Electronic voting machines used for US elections between 2002 and 2014 would have been extremely easy to hack, according to reports.
The AVS WinVote machines were used during three presidential campaigns in the state of Virginia and would receive an “F-minus” for security, with many using “abcde” or “admin” as passwords.
Jeremy Epstein, of non-profit organisation SRI International, who served on the Virginia state legislative commission and has been investigating the machines for some time, is relieved that they have now been decertified.
“The vulnerabilities were so severe, and so trivial to exploit, that anyone with even a modicum of training could have succeeded,” he explained. “They didn’t need to be in the polling place – within a few hundred feet (e.g., in the parking lot) is easy, and within a half mile with a rudimentary antenna built using a Pringles can.

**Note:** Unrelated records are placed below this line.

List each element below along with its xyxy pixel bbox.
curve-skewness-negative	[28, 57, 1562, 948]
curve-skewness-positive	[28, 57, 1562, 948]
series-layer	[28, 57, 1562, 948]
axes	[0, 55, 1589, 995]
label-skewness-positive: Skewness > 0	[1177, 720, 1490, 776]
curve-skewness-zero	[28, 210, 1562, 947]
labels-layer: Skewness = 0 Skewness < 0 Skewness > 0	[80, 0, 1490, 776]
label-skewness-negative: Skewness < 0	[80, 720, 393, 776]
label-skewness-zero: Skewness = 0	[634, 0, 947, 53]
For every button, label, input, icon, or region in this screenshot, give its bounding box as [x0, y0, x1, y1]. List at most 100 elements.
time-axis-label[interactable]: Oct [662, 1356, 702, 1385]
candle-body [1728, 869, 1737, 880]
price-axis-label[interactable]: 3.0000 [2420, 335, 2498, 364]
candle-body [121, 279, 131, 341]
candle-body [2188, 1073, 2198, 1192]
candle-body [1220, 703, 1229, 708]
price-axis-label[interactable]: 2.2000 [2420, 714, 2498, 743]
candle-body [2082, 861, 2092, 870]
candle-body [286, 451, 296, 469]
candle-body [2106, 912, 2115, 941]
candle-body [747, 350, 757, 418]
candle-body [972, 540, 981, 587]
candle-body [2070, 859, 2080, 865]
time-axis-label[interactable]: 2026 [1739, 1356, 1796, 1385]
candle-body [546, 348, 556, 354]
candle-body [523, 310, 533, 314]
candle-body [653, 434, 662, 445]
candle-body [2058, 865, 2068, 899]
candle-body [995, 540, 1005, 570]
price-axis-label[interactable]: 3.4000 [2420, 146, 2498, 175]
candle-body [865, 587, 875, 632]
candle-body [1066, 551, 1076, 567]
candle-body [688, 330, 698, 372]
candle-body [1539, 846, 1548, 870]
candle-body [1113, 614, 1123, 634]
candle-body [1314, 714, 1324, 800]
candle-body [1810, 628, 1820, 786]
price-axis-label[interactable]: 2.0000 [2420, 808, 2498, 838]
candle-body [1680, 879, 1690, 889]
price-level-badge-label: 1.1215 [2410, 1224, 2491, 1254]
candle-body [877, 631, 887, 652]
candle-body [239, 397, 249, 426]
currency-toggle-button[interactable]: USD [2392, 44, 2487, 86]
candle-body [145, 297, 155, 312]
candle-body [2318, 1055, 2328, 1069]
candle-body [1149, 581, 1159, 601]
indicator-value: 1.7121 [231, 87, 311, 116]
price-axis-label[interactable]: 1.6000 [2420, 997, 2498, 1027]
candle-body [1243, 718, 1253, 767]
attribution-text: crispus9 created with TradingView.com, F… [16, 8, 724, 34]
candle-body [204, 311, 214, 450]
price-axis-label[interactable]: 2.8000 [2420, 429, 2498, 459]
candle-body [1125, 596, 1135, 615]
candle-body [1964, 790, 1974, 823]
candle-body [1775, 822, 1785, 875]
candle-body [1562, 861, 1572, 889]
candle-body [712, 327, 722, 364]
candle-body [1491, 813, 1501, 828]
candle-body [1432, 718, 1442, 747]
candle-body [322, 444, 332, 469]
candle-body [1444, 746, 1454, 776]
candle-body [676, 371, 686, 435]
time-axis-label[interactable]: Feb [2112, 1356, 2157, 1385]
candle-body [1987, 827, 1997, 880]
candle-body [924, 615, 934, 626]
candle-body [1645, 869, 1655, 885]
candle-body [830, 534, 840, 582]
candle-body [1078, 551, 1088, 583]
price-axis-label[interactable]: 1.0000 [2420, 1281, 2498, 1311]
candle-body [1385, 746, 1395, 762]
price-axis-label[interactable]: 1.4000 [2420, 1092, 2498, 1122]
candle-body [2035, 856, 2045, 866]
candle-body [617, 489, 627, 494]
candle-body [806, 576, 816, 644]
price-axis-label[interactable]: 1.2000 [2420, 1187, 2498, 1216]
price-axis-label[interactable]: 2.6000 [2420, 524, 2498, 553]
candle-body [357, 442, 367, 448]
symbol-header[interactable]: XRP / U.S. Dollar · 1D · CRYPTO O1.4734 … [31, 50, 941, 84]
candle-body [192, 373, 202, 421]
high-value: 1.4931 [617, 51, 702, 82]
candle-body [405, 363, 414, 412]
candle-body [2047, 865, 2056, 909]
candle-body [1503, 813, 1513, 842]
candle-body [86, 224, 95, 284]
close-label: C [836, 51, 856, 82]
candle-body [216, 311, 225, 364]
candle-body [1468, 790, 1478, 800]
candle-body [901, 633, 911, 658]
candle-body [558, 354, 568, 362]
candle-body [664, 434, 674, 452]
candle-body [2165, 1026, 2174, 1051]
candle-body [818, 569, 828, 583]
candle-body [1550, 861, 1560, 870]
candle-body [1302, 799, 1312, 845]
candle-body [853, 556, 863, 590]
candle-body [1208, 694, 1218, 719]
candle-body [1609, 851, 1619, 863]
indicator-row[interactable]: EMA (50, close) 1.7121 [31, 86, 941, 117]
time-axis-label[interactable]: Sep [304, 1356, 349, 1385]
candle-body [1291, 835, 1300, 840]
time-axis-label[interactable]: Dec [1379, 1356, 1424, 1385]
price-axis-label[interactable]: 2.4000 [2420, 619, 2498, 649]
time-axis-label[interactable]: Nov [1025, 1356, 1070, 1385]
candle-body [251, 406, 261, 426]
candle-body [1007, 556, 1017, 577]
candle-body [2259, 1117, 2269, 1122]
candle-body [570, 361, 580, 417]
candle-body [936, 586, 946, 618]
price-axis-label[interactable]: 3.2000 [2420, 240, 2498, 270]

Further, there are no logs or other records that would indicate if such a thing ever happened, so if an election was hacked any time in the past, we will never know.”
In an interview with the Guardian, Epstein also explained that his conversations with Brit Williams, the original certifier of the voting machines, had been equally concerning.
“I said, ‘How did you do a penetration test?’ and he said, ‘I don’t know how to do something like that’.”
The Virginia Technology Agency today published a report condemning the WinVote machines, which have also been used for elections in Mississippi and Pennsylvania. It found that the machines ran a version of the Windows operating system that had not been updated since 2004, leaving them susceptible to relatively simple malware and hacking attempts.
The news comes at a time when the UK is preparing for its own vote, with the general election scheduled for next month. Although electronic voting, or e-voting will not be available this year, it is reported to be in place for the 2020 election.